There is nothing wrong with designing X vertex shaders to Y pixel shaders with Y ROPs (Raster Operation Processors), but as ATI has proven with its current DirectX 9.0c graphics processors, there are performance gains to be made with a dynamic core. Many game developers have shifted their titles to becoming pixel shader dependent with a fragmented design; ATI was able to capitalize on this as it added pixel shader units to new core designs. The layout for Direct3D 10 hardware could follow fixed function shader units, but what would be the advantage?
While Nvidia has not publicly commented on what structure its G80 processor is based upon, ATI has stated it would go with a unified shader core. Unified shaders makes the most sense, as it means shader units can change function on the fly. This means that if a frame has more vertex shader needs or more pixel shading needs, the core can designate more processing units or clusters to accomplish the task that is in most demand.
Below are a few examples of workload needs in a "traditional" processing environment (these are crude to keep it simple).
Example 1: Heavy vertex with light pixel processing needs.
In this example, the Pixel Shader is underutilized; it could be doing more in the frame, but is capped by the Vertex Shader output.
Example 2: Light vertex with heavy pixel processing needs.
In this example, the Pixel Shader is underutilized; it is capped by the Vertex Shader.
Example 3: Light vertex with heavy pixel processing needs.
In this example, the Pixel Shader can render the same amount as in Example 1, but there are 12 more vertex processors that can be utilized. This brings the graphics core to maximum capacity.
Example 4: Light vertex with heavy pixel processing needs.
In this last example, the Vertex Shader workload is the same as in example 2, but there are 6 more pixel processors that can be utilized.

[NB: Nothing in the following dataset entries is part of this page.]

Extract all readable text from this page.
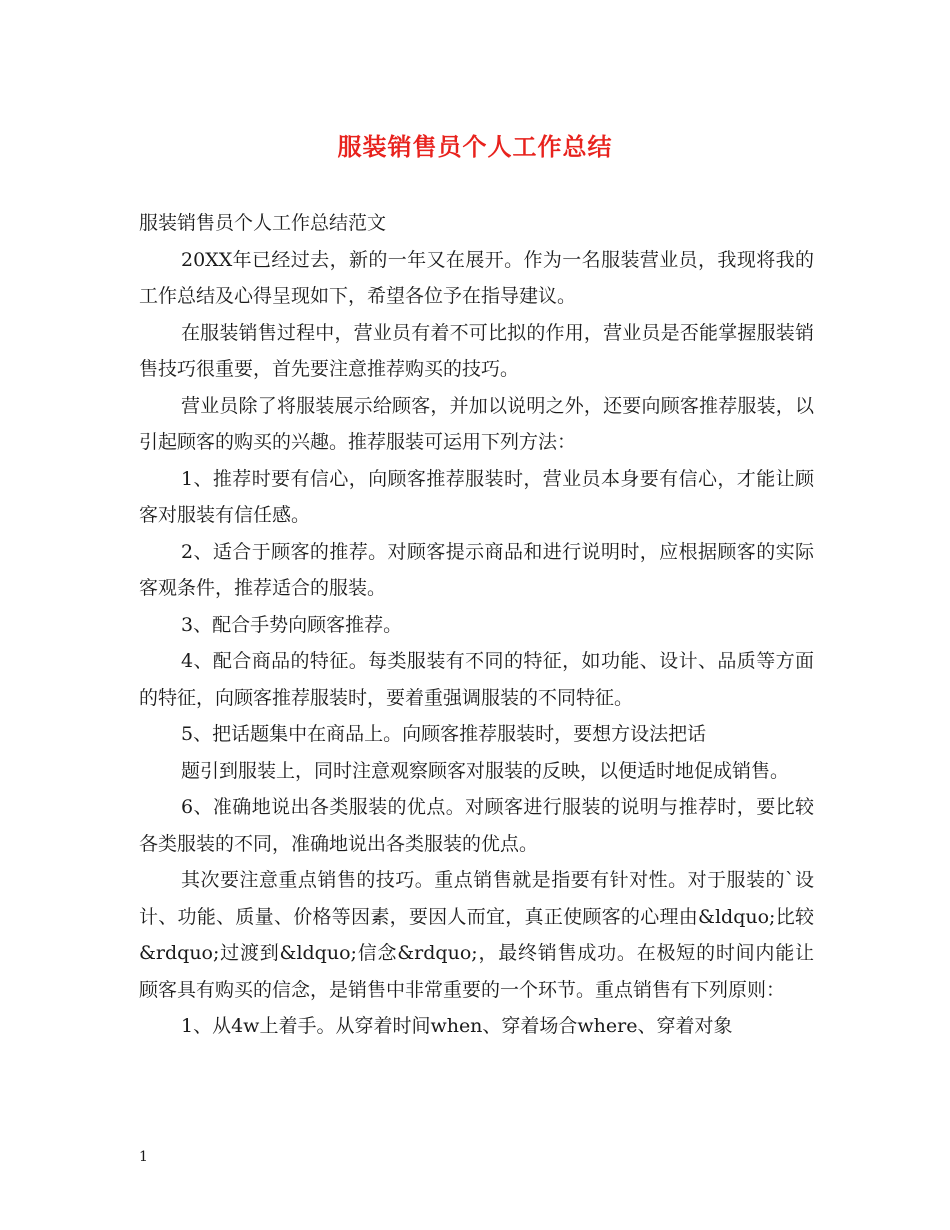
服装销售员个人工作总结

服装销售员个人工作总结范文

20XX年已经过去，新的一年又在展开。作为一名服装营业员，我现将我的工作总结及心得呈现如下，希望各位予在指导建议。

在服装销售过程中，营业员有着不可比拟的作用，营业员是否能掌握服装销售技巧很重要，首先要注意推荐购买的技巧。

营业员除了将服装展示给顾客，并加以说明之外，还要向顾客推荐服装，以引起顾客的购买的兴趣。推荐服装可运用下列方法：

1、推荐时要有信心，向顾客推荐服装时，营业员本身要有信心，才能让顾客对服装有信任感。

2、适合于顾客的推荐。对顾客提示商品和进行说明时，应根据顾客的实际客观条件，推荐适合的服装。

3、配合手势向顾客推荐。

4、配合商品的特征。每类服装有不同的特征，如功能、设计、品质等方面的特征，向顾客推荐服装时，要着重强调服装的不同特征。

5、把话题集中在商品上。向顾客推荐服装时，要想方设法把话

题引到服装上，同时注意观察顾客对服装的反映，以便适时地促成销售。

6、准确地说出各类服装的优点。对顾客进行服装的说明与推荐时，要比较各类服装的不同，准确地说出各类服装的优点。

其次要注意重点销售的技巧。重点销售就是指要有针对性。对于服装的`设计、功能、质量、价格等因素，要因人而宜，真正使顾客的心理由&ldquo;比较&rdquo;过渡到&ldquo;信念&rdquo;，最终销售成功。在极短的时间内能让顾客具有购买的信念，是销售中非常重要的一个环节。重点销售有下列原则：

1、从4w上着手。从穿着时间when、穿着场合where、穿着对象

1
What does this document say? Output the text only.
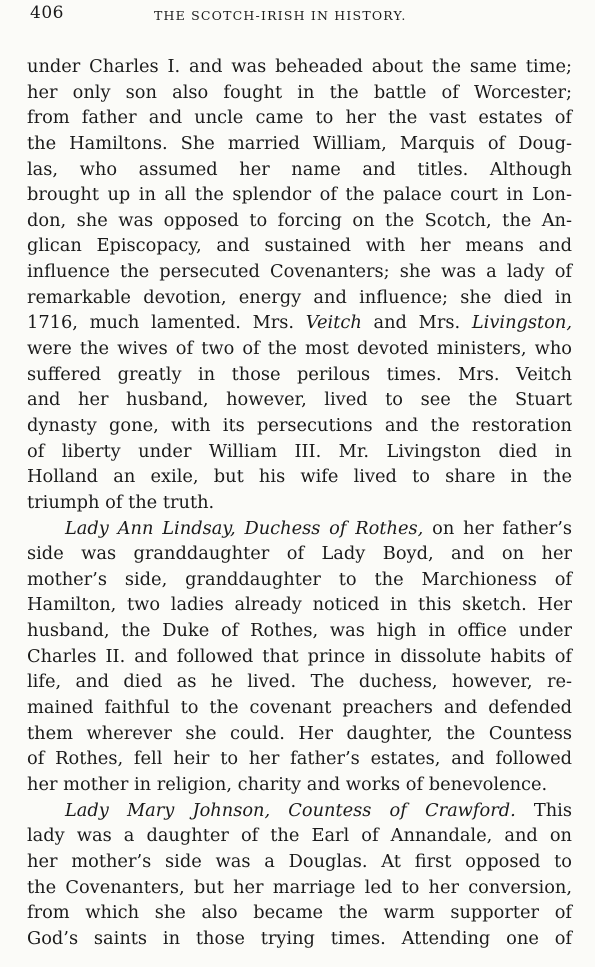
406	THE SCOTCH-IRISH IN HISTORY.
under Charles I. and was beheaded about the same time;
her only son also fought in the battle of Worcester;
from father and uncle came to her the vast estates of
the Hamiltons. She married William, Marquis of Doug-
las, who assumed her name and titles. Although
brought up in all the splendor of the palace court in Lon-
don, she was opposed to forcing on the Scotch, the An-
glican Episcopacy, and sustained with her means and
influence the persecuted Covenanters; she was a lady of
remarkable devotion, energy and influence; she died in
1716, much lamented. Mrs. Veitch and Mrs. Livingston,
were the wives of two of the most devoted ministers, who
suffered greatly in those perilous times. Mrs. Veitch
and her husband, however, lived to see the Stuart
dynasty gone, with its persecutions and the restoration
of liberty under William III. Mr. Livingston died in
Holland an exile, but his wife lived to share in the
triumph of the truth.
Lady Ann Lindsay, Duchess of Rothes, on her father’s
side was granddaughter of Lady Boyd, and on her
mother’s side, granddaughter to the Marchioness of
Hamilton, two ladies already noticed in this sketch. Her
husband, the Duke of Rothes, was high in office under
Charles II. and followed that prince in dissolute habits of
life, and died as he lived. The duchess, however, re-
mained faithful to the covenant preachers and defended
them wherever she could. Her daughter, the Countess
of Rothes, fell heir to her father’s estates, and followed
her mother in religion, charity and works of benevolence.
Lady Mary Johnson, Countess of Crawford. This
lady was a daughter of the Earl of Annandale, and on
her mother’s side was a Douglas. At first opposed to
the Covenanters, but her marriage led to her conversion,
from which she also became the warm supporter of
God’s saints in those trying times. Attending one of
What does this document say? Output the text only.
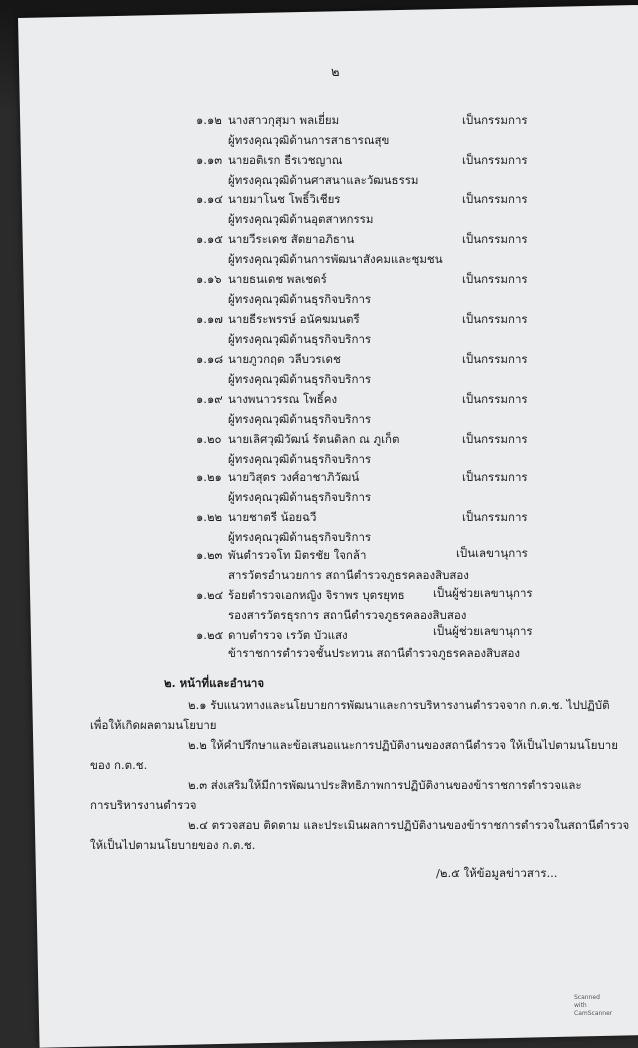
๒
๑.๑๒ นางสาวกุสุมา พลเยี่ยม	เป็นกรรมการ
ผู้ทรงคุณวุฒิด้านการสาธารณสุข
๑.๑๓ นายอติเรก ธีรเวชญาณ	เป็นกรรมการ
ผู้ทรงคุณวุฒิด้านศาสนาและวัฒนธรรม
๑.๑๔ นายมาโนช โพธิ์วิเชียร	เป็นกรรมการ
ผู้ทรงคุณวุฒิด้านอุตสาหกรรม
๑.๑๕ นายวีระเดช สัตยาอภิธาน	เป็นกรรมการ
ผู้ทรงคุณวุฒิด้านการพัฒนาสังคมและชุมชน
๑.๑๖ นายธนเดช พลเชดร์	เป็นกรรมการ
ผู้ทรงคุณวุฒิด้านธุรกิจบริการ
๑.๑๗ นายธีระพรรษ์ อนัคฆมนตรี	เป็นกรรมการ
ผู้ทรงคุณวุฒิด้านธุรกิจบริการ
๑.๑๘ นายภูวกฤต วลีบวรเดช	เป็นกรรมการ
ผู้ทรงคุณวุฒิด้านธุรกิจบริการ
๑.๑๙ นางพนาวรรณ โพธิ์คง	เป็นกรรมการ
ผู้ทรงคุณวุฒิด้านธุรกิจบริการ
๑.๒๐ นายเลิศวุฒิวัฒน์ รัตนดิลก ณ ภูเก็ต	เป็นกรรมการ
ผู้ทรงคุณวุฒิด้านธุรกิจบริการ
๑.๒๑ นายวิสุตร วงศ์อาชาภิวัฒน์	เป็นกรรมการ
ผู้ทรงคุณวุฒิด้านธุรกิจบริการ
๑.๒๒ นายชาตรี น้อยฉวี	เป็นกรรมการ
ผู้ทรงคุณวุฒิด้านธุรกิจบริการ
๑.๒๓ พันตำรวจโท มิตรชัย ใจกล้า	เป็นเลขานุการ
สารวัตรอำนวยการ สถานีตำรวจภูธรคลองสิบสอง
๑.๒๔ ร้อยตำรวจเอกหญิง จิราพร บุตรยุทธ เป็นผู้ช่วยเลขานุการ
รองสารวัตรธุรการ สถานีตำรวจภูธรคลองสิบสอง
๑.๒๕ ดาบตำรวจ เรวัต บัวแสง	เป็นผู้ช่วยเลขานุการ
ข้าราชการตำรวจชั้นประทวน สถานีตำรวจภูธรคลองสิบสอง
๒. หน้าที่และอำนาจ
๒.๑ รับแนวทางและนโยบายการพัฒนาและการบริหารงานตำรวจจาก ก.ต.ช. ไปปฏิบัติ
เพื่อให้เกิดผลตามนโยบาย
๒.๒ ให้คำปรึกษาและข้อเสนอแนะการปฏิบัติงานของสถานีตำรวจ ให้เป็นไปตามนโยบาย
ของ ก.ต.ช.
๒.๓ ส่งเสริมให้มีการพัฒนาประสิทธิภาพการปฏิบัติงานของข้าราชการตำรวจและ
การบริหารงานตำรวจ
๒.๔ ตรวจสอบ ติดตาม และประเมินผลการปฏิบัติงานของข้าราชการตำรวจในสถานีตำรวจ
ให้เป็นไปตามนโยบายของ ก.ต.ช.
/๒.๕ ให้ข้อมูลข่าวสาร...
Scanned with
CamScanner
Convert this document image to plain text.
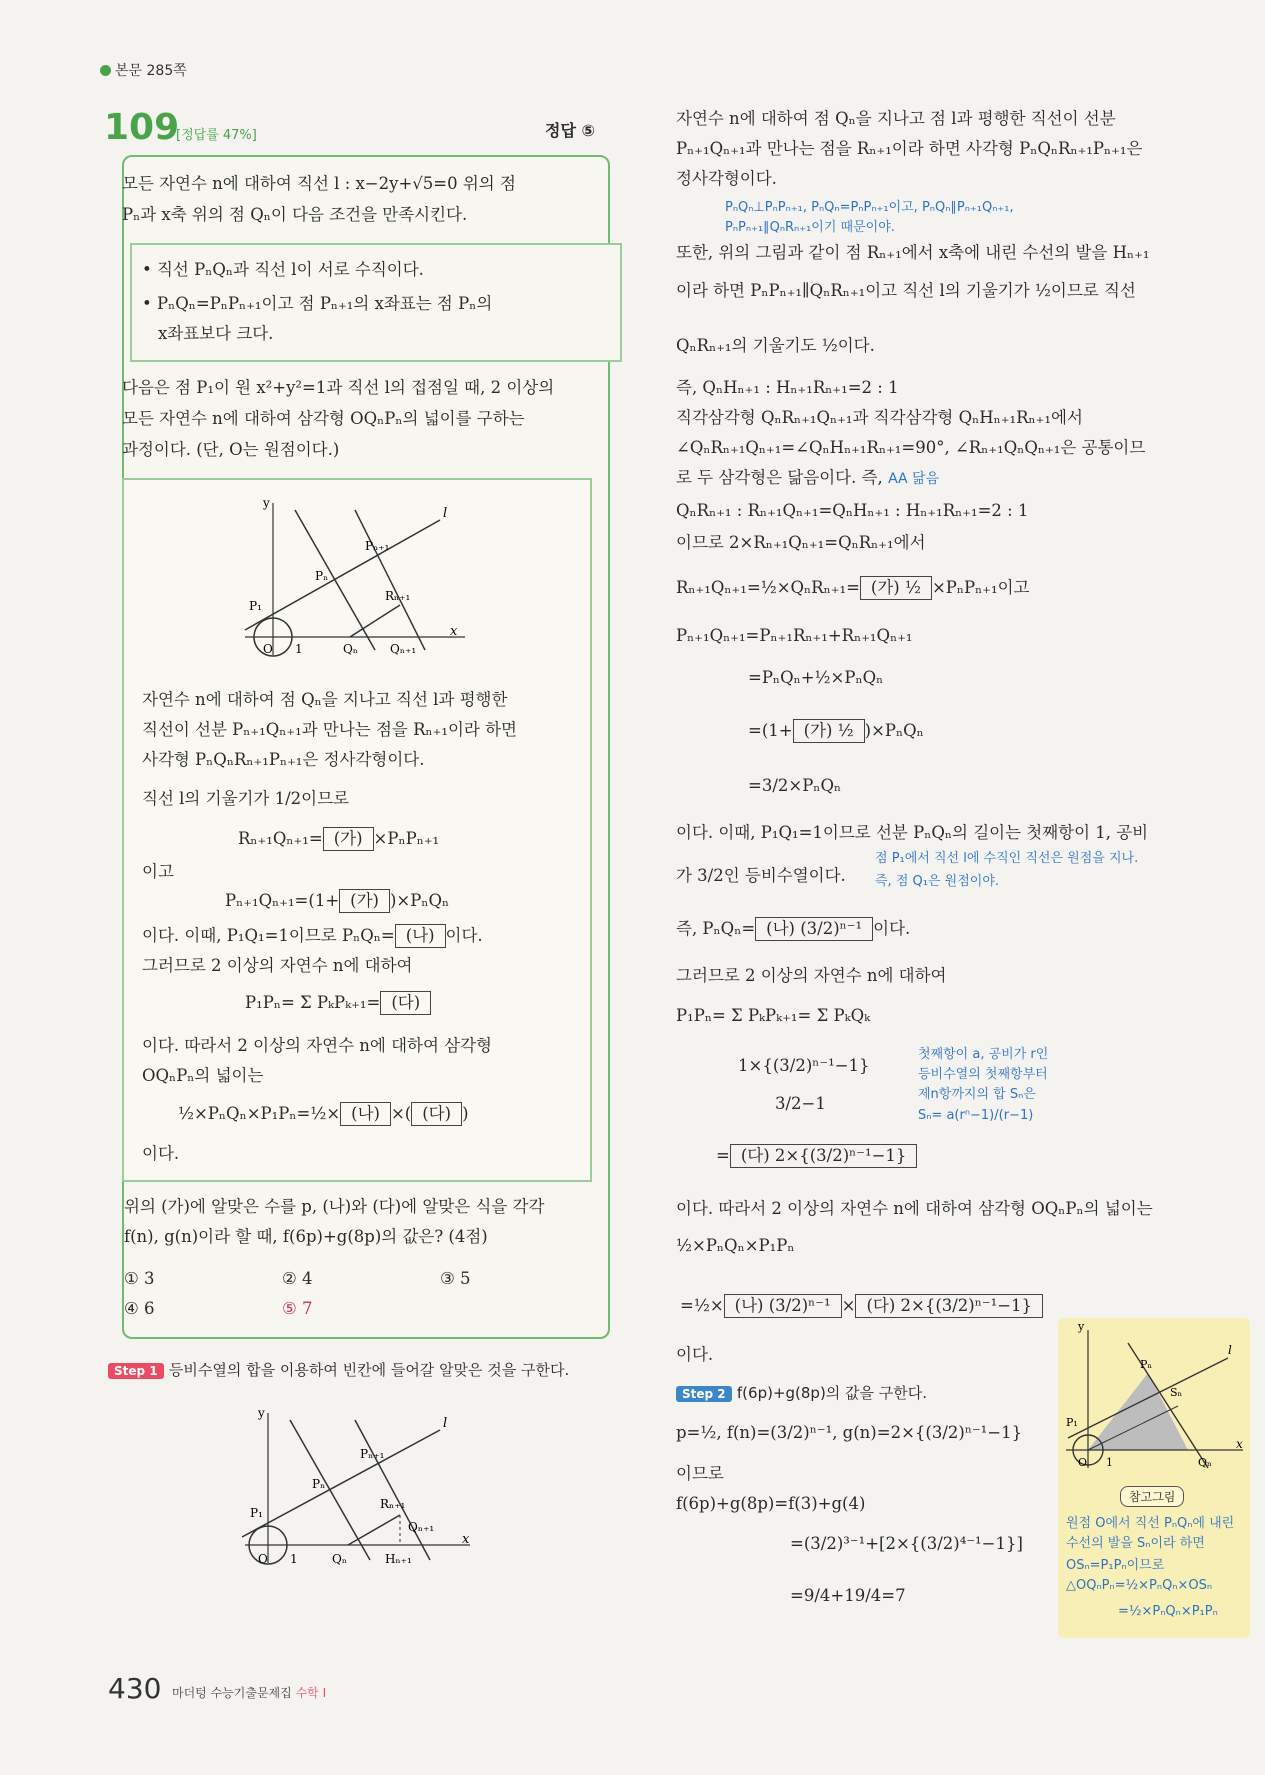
본문 285쪽
109
[정답률 47%]	정답 ⑤
모든 자연수 n에 대하여 직선 l : x−2y+√5=0 위의 점
Pₙ과 x축 위의 점 Qₙ이 다음 조건을 만족시킨다.
• 직선 PₙQₙ과 직선 l이 서로 수직이다.
• PₙQₙ=PₙPₙ₊₁이고 점 Pₙ₊₁의 x좌표는 점 Pₙ의
x좌표보다 크다.
다음은 점 P₁이 원 x²+y²=1과 직선 l의 접점일 때, 2 이상의
모든 자연수 n에 대하여 삼각형 OQₙPₙ의 넓이를 구하는
과정이다. (단, O는 원점이다.)
y
x
l
O 1
P₁
Pₙ
Pₙ₊₁
Rₙ₊₁
Qₙ	Qₙ₊₁
자연수 n에 대하여 점 Qₙ을 지나고 직선 l과 평행한
직선이 선분 Pₙ₊₁Qₙ₊₁과 만나는 점을 Rₙ₊₁이라 하면
사각형 PₙQₙRₙ₊₁Pₙ₊₁은 정사각형이다.
직선 l의 기울기가 1/2이므로
Rₙ₊₁Qₙ₊₁= (가) ×PₙPₙ₊₁
이고
Pₙ₊₁Qₙ₊₁=(1+ (가) )×PₙQₙ
이다. 이때, P₁Q₁=1이므로 PₙQₙ= (나) 이다.
그러므로 2 이상의 자연수 n에 대하여
P₁Pₙ= Σ PₖPₖ₊₁= (다)
이다. 따라서 2 이상의 자연수 n에 대하여 삼각형
OQₙPₙ의 넓이는
½×PₙQₙ×P₁Pₙ=½× (나) ×( (다) )
이다.
위의 (가)에 알맞은 수를 p, (나)와 (다)에 알맞은 식을 각각
f(n), g(n)이라 할 때, f(6p)+g(8p)의 값은? (4점)
① 3	② 4	③ 5
④ 6	⑤ 7
Step 1 등비수열의 합을 이용하여 빈칸에 들어갈 알맞은 것을 구한다.
y
x
l
O 1
P₁
Pₙ
Pₙ₊₁
Rₙ₊₁
Qₙ
Qₙ₊₁
Hₙ₊₁
자연수 n에 대하여 점 Qₙ을 지나고 점 l과 평행한 직선이 선분
Pₙ₊₁Qₙ₊₁과 만나는 점을 Rₙ₊₁이라 하면 사각형 PₙQₙRₙ₊₁Pₙ₊₁은
정사각형이다.
PₙQₙ⊥PₙPₙ₊₁, PₙQₙ=PₙPₙ₊₁이고, PₙQₙ∥Pₙ₊₁Qₙ₊₁,
PₙPₙ₊₁∥QₙRₙ₊₁이기 때문이야.
또한, 위의 그림과 같이 점 Rₙ₊₁에서 x축에 내린 수선의 발을 Hₙ₊₁
이라 하면 PₙPₙ₊₁∥QₙRₙ₊₁이고 직선 l의 기울기가 ½이므로 직선
QₙRₙ₊₁의 기울기도 ½이다.
즉, QₙHₙ₊₁ : Hₙ₊₁Rₙ₊₁=2 : 1
직각삼각형 QₙRₙ₊₁Qₙ₊₁과 직각삼각형 QₙHₙ₊₁Rₙ₊₁에서
∠QₙRₙ₊₁Qₙ₊₁=∠QₙHₙ₊₁Rₙ₊₁=90°, ∠Rₙ₊₁QₙQₙ₊₁은 공통이므
로 두 삼각형은 닮음이다. 즉, AA 닮음
QₙRₙ₊₁ : Rₙ₊₁Qₙ₊₁=QₙHₙ₊₁ : Hₙ₊₁Rₙ₊₁=2 : 1
이므로 2×Rₙ₊₁Qₙ₊₁=QₙRₙ₊₁에서
Rₙ₊₁Qₙ₊₁=½×QₙRₙ₊₁= (가) ½ ×PₙPₙ₊₁이고
Pₙ₊₁Qₙ₊₁=Pₙ₊₁Rₙ₊₁+Rₙ₊₁Qₙ₊₁
=PₙQₙ+½×PₙQₙ
=(1+ (가) ½ )×PₙQₙ
=3/2×PₙQₙ
이다. 이때, P₁Q₁=1이므로 선분 PₙQₙ의 길이는 첫째항이 1, 공비
가 3/2인 등비수열이다.
점 P₁에서 직선 l에 수직인 직선은 원점을 지나.
즉, 점 Q₁은 원점이야.
즉, PₙQₙ= (나) (3/2)ⁿ⁻¹ 이다.
그러므로 2 이상의 자연수 n에 대하여
P₁Pₙ= Σ PₖPₖ₊₁= Σ PₖQₖ
1×{(3/2)ⁿ⁻¹−1}
3/2−1
첫째항이 a, 공비가 r인
등비수열의 첫째항부터
제n항까지의 합 Sₙ은
Sₙ= a(rⁿ−1)/(r−1)
= (다) 2×{(3/2)ⁿ⁻¹−1}
이다. 따라서 2 이상의 자연수 n에 대하여 삼각형 OQₙPₙ의 넓이는
½×PₙQₙ×P₁Pₙ
=½× (나) (3/2)ⁿ⁻¹ × (다) 2×{(3/2)ⁿ⁻¹−1}
이다.
Step 2 f(6p)+g(8p)의 값을 구한다.
p=½, f(n)=(3/2)ⁿ⁻¹, g(n)=2×{(3/2)ⁿ⁻¹−1}
이므로
f(6p)+g(8p)=f(3)+g(4)
=(3/2)³⁻¹+[2×{(3/2)⁴⁻¹−1}]
=9/4+19/4=7
y
x
l
O 1
P₁
Pₙ
Sₙ
Qₙ
참고그림
원점 O에서 직선 PₙQₙ에 내린
수선의 발을 Sₙ이라 하면
OSₙ=P₁Pₙ이므로
△OQₙPₙ=½×PₙQₙ×OSₙ
=½×PₙQₙ×P₁Pₙ
430 마더텅 수능기출문제집 수학 I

The point to this demonstration is that shaders are merely programs running on floating point processors. With the new standard in Direct3D 10, it does not make sense to design fixed function shader architecture. With intelligent logic and a strong core, we should see significant yields on unified architectures, with the same number of floating point units as we would from fixed function architecture with the same total number of FPUs.